On 15 January 2017 at 22:22, Ivan Kabaivanov
Hi,
first time poster here.
I've been compiling boost from source for about 8 years now. I download the packages from sourceforge.net (https://sourceforge.net/projects/boost/files/boost/1.63.0/).
Lately (last few releases) I notice a troubling trend -- the same package, say boost_1_63_0.tar.bz2 will have a different md5 hash if downloaded again a few weeks after being downloaded for the first time.
Case in point:
boost_1_63_0.tar.bz2, downloaded around Fri Dec 30 17:11:50 2016 +0200 (GMT+2) had md5 hash d17537e28aa2131fa192ce2870ce72a3. The very same file, dowloaded today (January 15, 2017) has a new md5 hash: 1c837ecd990bb022d07e7aab32b09847.

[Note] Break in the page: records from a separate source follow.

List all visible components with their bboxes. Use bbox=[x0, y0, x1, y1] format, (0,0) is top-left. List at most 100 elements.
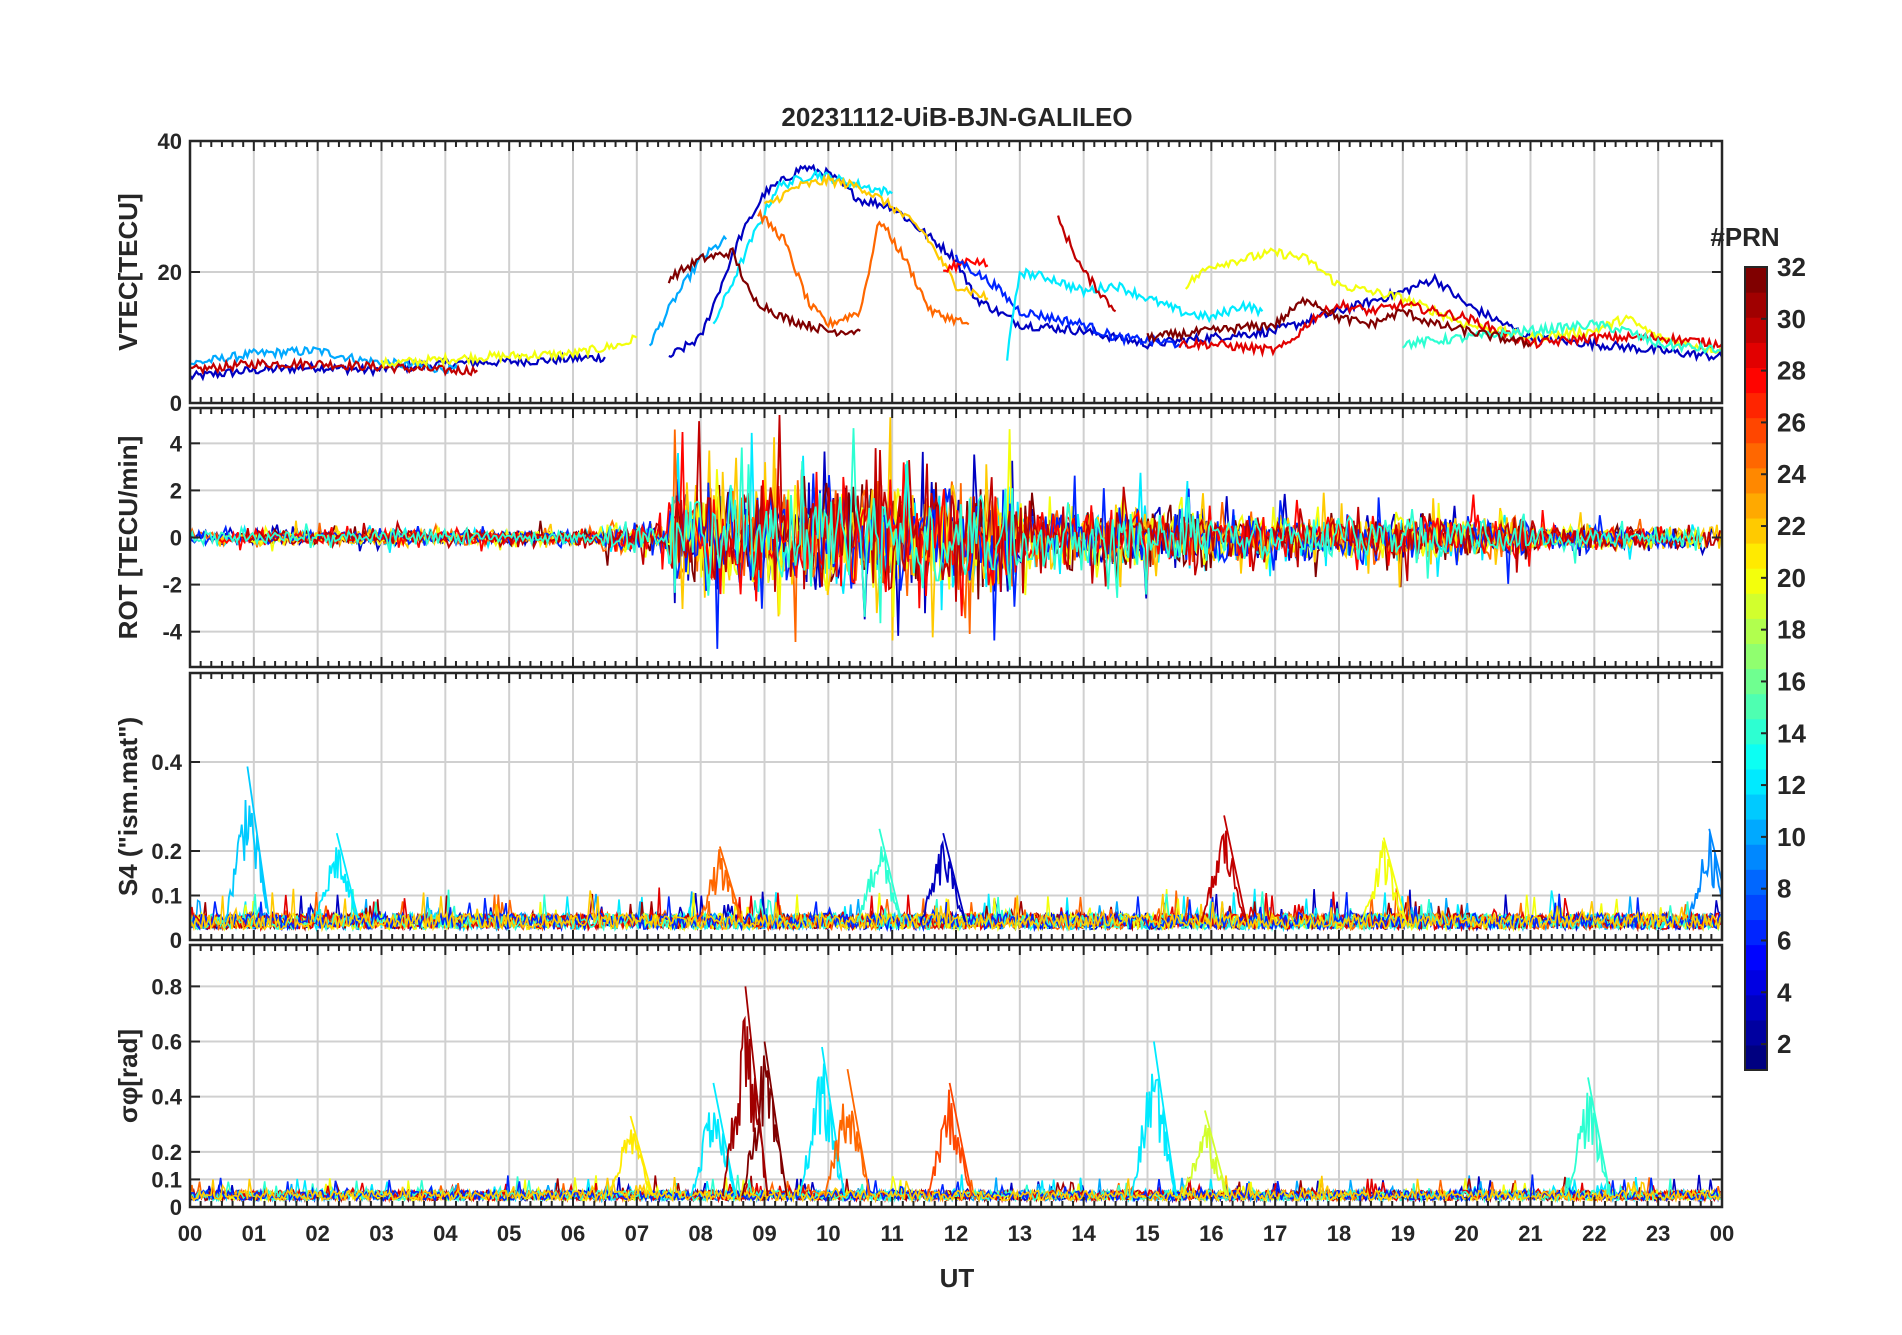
rot-series-line bbox=[190, 428, 1704, 624]
colorbar-segment bbox=[1745, 568, 1767, 594]
colorbar-label: #PRN bbox=[1710, 222, 1779, 252]
colorbar-segment bbox=[1745, 718, 1767, 745]
vtec-series-line bbox=[1178, 298, 1722, 358]
colorbar-tick-label: 4 bbox=[1777, 977, 1792, 1007]
s4-peak-line bbox=[696, 846, 744, 923]
y-axis-label-sigma: σφ[rad] bbox=[113, 1029, 143, 1123]
sigma-peak-line bbox=[798, 1046, 846, 1197]
y-tick-label: 0 bbox=[170, 526, 182, 551]
colorbar-segment bbox=[1745, 643, 1767, 670]
y-tick-label: 0.4 bbox=[151, 1085, 182, 1110]
s4-series-line bbox=[190, 888, 1721, 933]
panels-group: 0 20 40 VTEC[TECU] -4 -2 0 2 4 ROT [TECU/min] 0 0.1… bbox=[113, 129, 1724, 1220]
x-tick-label: 20 bbox=[1454, 1221, 1478, 1246]
y-tick-label: 0.8 bbox=[151, 974, 182, 999]
x-tick-label: 03 bbox=[369, 1221, 393, 1246]
colorbar-segment bbox=[1745, 793, 1767, 820]
colorbar-segment bbox=[1745, 417, 1767, 444]
vtec-series-line bbox=[954, 254, 1181, 349]
colorbar-frame bbox=[1744, 266, 1768, 1071]
x-tick-label: 15 bbox=[1135, 1221, 1159, 1246]
colorbar-segment bbox=[1745, 1044, 1767, 1071]
sigma-peak-line bbox=[741, 1041, 788, 1197]
colorbar-segment bbox=[1745, 543, 1767, 569]
panel-s4: 0 0.1 0.2 0.4 S4 ("ism.mat") bbox=[113, 671, 1724, 953]
colorbar-segment bbox=[1745, 317, 1767, 343]
colorbar-segment bbox=[1745, 467, 1767, 494]
colorbar-tick-label: 10 bbox=[1777, 822, 1806, 852]
x-tick-label: 05 bbox=[497, 1221, 521, 1246]
x-tick-label: 10 bbox=[816, 1221, 840, 1246]
x-tick-label: 18 bbox=[1327, 1221, 1351, 1246]
colorbar-segment bbox=[1745, 618, 1767, 644]
y-tick-label: -4 bbox=[162, 620, 182, 645]
y-tick-label: 40 bbox=[158, 129, 182, 154]
x-tick-label: 22 bbox=[1582, 1221, 1606, 1246]
colorbar-segment bbox=[1745, 517, 1767, 544]
rot-series-line bbox=[241, 414, 1721, 602]
y-tick-label: 0 bbox=[170, 1195, 182, 1220]
vtec-series-line bbox=[648, 234, 728, 347]
vtec-series-line bbox=[1057, 215, 1117, 313]
y-tick-label: 20 bbox=[158, 260, 182, 285]
colorbar-tick-label: 6 bbox=[1777, 925, 1791, 955]
y-tick-label: 0.6 bbox=[151, 1030, 182, 1055]
colorbar-segment bbox=[1745, 994, 1767, 1021]
colorbar-segment bbox=[1745, 392, 1767, 419]
sigma-peak-line bbox=[926, 1082, 973, 1197]
x-tick-labels: 00 01 02 03 04 05 06 07 08 09 10 11 12 13 14 15 16 17 18 19… bbox=[178, 1221, 1734, 1246]
colorbar-tick-label: 8 bbox=[1777, 874, 1791, 904]
x-tick-label: 23 bbox=[1646, 1221, 1670, 1246]
x-tick-label: 16 bbox=[1199, 1221, 1223, 1246]
colorbar-segment bbox=[1745, 292, 1767, 318]
y-axis-label-rot: ROT [TECU/min] bbox=[113, 436, 143, 640]
colorbar-segment bbox=[1745, 593, 1767, 619]
x-tick-label: 13 bbox=[1008, 1221, 1032, 1246]
sigma-series-line bbox=[190, 1175, 1721, 1204]
x-tick-label: 19 bbox=[1391, 1221, 1415, 1246]
colorbar-segment bbox=[1745, 819, 1767, 845]
vtec-series-line bbox=[190, 356, 478, 377]
vtec-series-line bbox=[667, 246, 861, 338]
colorbar-segment bbox=[1745, 743, 1767, 770]
sigma-peak-line bbox=[722, 986, 769, 1197]
colorbar-segment bbox=[1745, 919, 1767, 946]
x-tick-label: 08 bbox=[688, 1221, 712, 1246]
vtec-series-line bbox=[757, 208, 970, 330]
colorbar-segment bbox=[1745, 442, 1767, 469]
y-tick-label: -2 bbox=[162, 573, 182, 598]
y-tick-label: 4 bbox=[170, 431, 183, 456]
colorbar-segment bbox=[1745, 668, 1767, 695]
sigma-peak-line bbox=[607, 1115, 654, 1197]
colorbar-tick-label: 20 bbox=[1777, 563, 1806, 593]
x-tick-label: 06 bbox=[561, 1221, 585, 1246]
colorbar-segment bbox=[1745, 367, 1767, 394]
s4-peak-line bbox=[920, 832, 967, 923]
colorbar-tick-label: 30 bbox=[1777, 304, 1806, 334]
y-axis-label-s4: S4 ("ism.mat") bbox=[113, 717, 143, 896]
colorbar-segment bbox=[1745, 492, 1767, 519]
x-tick-label: 12 bbox=[944, 1221, 968, 1246]
y-tick-label: 0 bbox=[170, 928, 182, 953]
x-tick-label: 09 bbox=[752, 1221, 776, 1246]
s4-peak-line bbox=[856, 828, 903, 923]
s4-peak-line bbox=[1686, 828, 1722, 923]
colorbar-segment bbox=[1745, 894, 1767, 921]
x-tick-label: 04 bbox=[433, 1221, 458, 1246]
vtec-series-line bbox=[1146, 295, 1532, 350]
colorbar-tick-label: 28 bbox=[1777, 356, 1806, 386]
y-axis-label-vtec: VTEC[TECU] bbox=[113, 193, 143, 350]
sigma-peak-line bbox=[1130, 1041, 1178, 1197]
colorbar-tick-label: 22 bbox=[1777, 511, 1806, 541]
x-axis-label: UT bbox=[940, 1263, 975, 1293]
colorbar-tick-label: 12 bbox=[1777, 770, 1806, 800]
x-ticks-vtec bbox=[189, 141, 1723, 403]
s4-peak-line bbox=[1360, 837, 1407, 923]
series-vtec bbox=[190, 163, 1722, 382]
colorbar-tick-label: 16 bbox=[1777, 666, 1806, 696]
x-tick-label: 00 bbox=[178, 1221, 202, 1246]
panel-sigma: 0 0.10.2 0.4 0.6 0.8 σφ[rad] bbox=[113, 943, 1724, 1220]
colorbar-tick-label: 2 bbox=[1777, 1029, 1791, 1059]
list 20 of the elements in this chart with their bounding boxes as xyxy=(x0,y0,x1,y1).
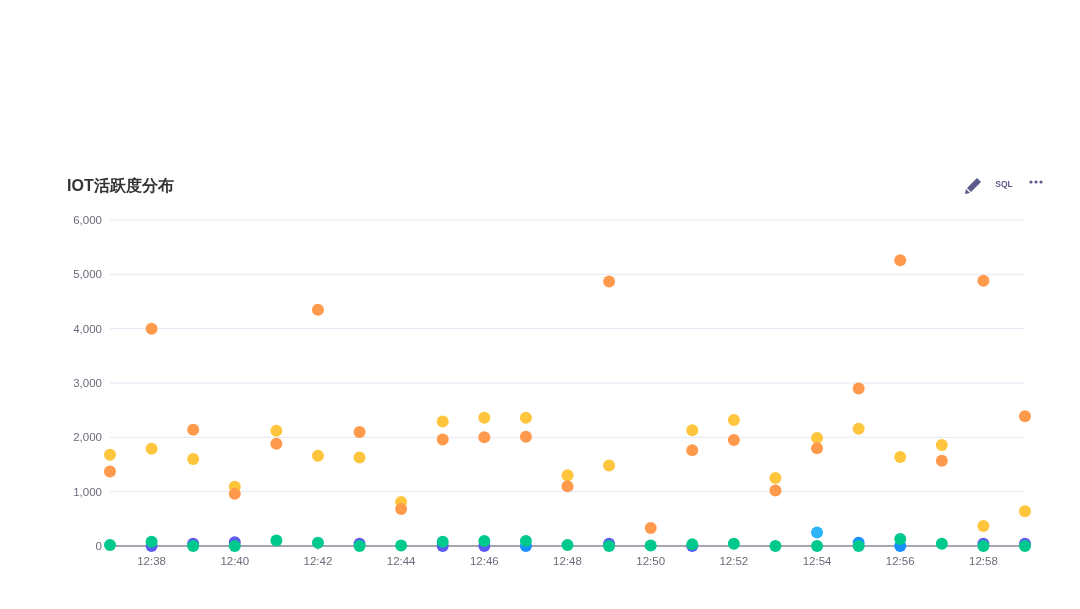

Checking the copy of that file on the web server: $ ls -l boost_1_63_0.tar.bz2 -rw-r--r--. 1 dnljms guests 81984414 Dec 26 18:35 boost_1_63_0.tar.bz2 $ md5sum boost_1_63_0.tar.bz2 1c837ecd990bb022d07e7aab32b09847 boost_1_63_0.tar.bz2 So your new download has the same md5 hash as a download from the time of release. I wonder if this is related to the email linked below? The dates match. http://lists.boost.org/Archives/boost/2016/12/232220.php Another possibility is that your old download is a snapshot. They have the same file names as releases, which is a bit confusing: https://sourceforge.net/projects/boost/files/boost/snapshots/master/ The diff you posted suggests it was a different documentation build (the changes are ids which are different for every build), rather than sourceforge modifying the file.